Detection Methods for CVE-2026-24141
Indicators of Compromise
- Unexpected process spawning from NVIDIA Model Optimizer processes
- Anomalous network connections originating from ML optimization workflows
- Unusual file system modifications during model quantization operations
- Suspicious ONNX files with abnormal structures or embedded executable content
Detection Strategies
- Monitor for unexpected child processes spawned by Model Optimizer binaries
- Implement file integrity monitoring on systems running NVIDIA Model Optimizer
- Deploy behavioral analysis to detect anomalous activity during model processing tasks
- Scan incoming ONNX files for known malicious serialization patterns before processing
Monitoring Recommendations
- Enable detailed logging for all Model Optimizer operations and quantization tasks
- Monitor for privilege escalation attempts following model file processing
- Implement network segmentation for ML development environments to limit lateral movement
- Track file access patterns to identify processing of files from untrusted sources
How to Mitigate CVE-2026-24141
Immediate Actions Required
- Review and apply patches from NVIDIA as soon as available via the NVIDIA Support Advisory
- Restrict Model Optimizer usage to trusted, verified ONNX model files only
- Implement application whitelisting to control which processes can execute on ML development systems
- Run Model Optimizer in isolated environments (containers, VMs) with limited privileges
Patch Information
Organizations should consult the official NVIDIA Support Advisory for specific patch information and updated versions of Model Optimizer that address this vulnerability.

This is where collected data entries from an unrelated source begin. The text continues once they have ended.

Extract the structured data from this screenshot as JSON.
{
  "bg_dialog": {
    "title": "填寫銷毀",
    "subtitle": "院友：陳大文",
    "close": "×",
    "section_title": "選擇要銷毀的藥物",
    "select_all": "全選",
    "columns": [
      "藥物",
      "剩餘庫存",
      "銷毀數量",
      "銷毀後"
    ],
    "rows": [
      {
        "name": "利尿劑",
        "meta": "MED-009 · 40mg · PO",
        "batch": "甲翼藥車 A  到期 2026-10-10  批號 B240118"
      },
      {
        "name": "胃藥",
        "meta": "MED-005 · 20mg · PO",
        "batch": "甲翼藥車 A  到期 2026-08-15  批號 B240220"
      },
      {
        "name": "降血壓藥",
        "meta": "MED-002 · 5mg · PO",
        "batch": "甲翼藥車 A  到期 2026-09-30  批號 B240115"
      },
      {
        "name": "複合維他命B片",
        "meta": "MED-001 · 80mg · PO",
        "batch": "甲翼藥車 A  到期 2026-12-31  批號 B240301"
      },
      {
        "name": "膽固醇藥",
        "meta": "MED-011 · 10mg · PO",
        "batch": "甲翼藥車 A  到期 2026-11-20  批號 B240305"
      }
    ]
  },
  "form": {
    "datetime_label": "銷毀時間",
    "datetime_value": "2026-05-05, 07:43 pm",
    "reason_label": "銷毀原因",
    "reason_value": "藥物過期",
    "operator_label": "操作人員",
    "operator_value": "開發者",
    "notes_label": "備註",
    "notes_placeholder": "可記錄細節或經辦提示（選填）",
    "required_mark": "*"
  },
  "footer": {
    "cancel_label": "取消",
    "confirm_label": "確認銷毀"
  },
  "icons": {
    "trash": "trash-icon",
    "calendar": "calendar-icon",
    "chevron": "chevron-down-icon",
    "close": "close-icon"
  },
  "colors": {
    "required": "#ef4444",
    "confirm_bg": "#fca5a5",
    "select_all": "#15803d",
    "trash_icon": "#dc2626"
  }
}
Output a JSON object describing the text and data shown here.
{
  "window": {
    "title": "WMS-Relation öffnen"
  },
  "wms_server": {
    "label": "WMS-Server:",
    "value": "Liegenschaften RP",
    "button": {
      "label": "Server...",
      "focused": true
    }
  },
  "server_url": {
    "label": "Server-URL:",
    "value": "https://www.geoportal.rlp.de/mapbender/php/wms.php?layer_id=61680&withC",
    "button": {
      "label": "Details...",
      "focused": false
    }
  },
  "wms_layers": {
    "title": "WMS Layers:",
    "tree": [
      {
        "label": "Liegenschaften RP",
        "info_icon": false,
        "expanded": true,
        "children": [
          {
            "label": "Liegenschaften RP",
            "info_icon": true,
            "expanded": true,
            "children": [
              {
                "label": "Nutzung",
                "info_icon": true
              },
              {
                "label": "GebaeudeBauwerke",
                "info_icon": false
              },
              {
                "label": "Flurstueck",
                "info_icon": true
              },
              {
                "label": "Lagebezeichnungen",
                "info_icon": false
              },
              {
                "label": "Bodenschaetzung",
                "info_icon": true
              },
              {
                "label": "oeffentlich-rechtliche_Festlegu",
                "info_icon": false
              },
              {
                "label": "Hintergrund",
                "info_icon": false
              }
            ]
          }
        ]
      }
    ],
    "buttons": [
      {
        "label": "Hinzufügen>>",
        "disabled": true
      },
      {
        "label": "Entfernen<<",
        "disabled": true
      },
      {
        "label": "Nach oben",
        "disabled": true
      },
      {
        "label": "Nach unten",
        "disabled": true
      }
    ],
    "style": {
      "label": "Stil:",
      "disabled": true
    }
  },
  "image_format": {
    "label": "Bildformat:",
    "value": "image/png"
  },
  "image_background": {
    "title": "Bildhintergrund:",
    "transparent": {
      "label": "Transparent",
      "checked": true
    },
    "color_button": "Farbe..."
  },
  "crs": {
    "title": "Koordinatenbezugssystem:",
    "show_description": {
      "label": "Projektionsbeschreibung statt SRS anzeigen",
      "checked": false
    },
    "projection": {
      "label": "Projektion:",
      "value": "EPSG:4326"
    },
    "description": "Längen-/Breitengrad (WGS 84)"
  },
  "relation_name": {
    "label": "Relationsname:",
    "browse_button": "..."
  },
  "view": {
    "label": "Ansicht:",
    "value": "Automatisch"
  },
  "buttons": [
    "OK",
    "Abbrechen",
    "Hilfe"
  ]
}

Apply vendor-provided updates following your organization's change management procedures. Additional technical details are available at the NVD CVE-2026-24141 Detail page.
Workarounds
- Process ONNX files only from trusted and verified sources with established provenance
- Implement strict access controls limiting who can submit model files for processing
- Use sandboxed or containerized environments when processing model files from less-trusted sources
- Consider implementing input validation layers that scan ONNX files before processing
# Example: Run Model Optimizer in a restricted container environment
# This limits potential impact of exploitation
docker run --rm \
--user $(id -u):$(id -g) \
--read-only \
--network none \
--cap-drop ALL \
-v /path/to/trusted/models:/models:ro \
-v /path/to/output:/output:rw \
nvidia-model-optimizer:latest \
--input /models/trusted_model.onnx \
--output /output/quantized_model.onnx
Disclaimer: This content was generated using AI. While we strive for accuracy, please verify critical information with official sources.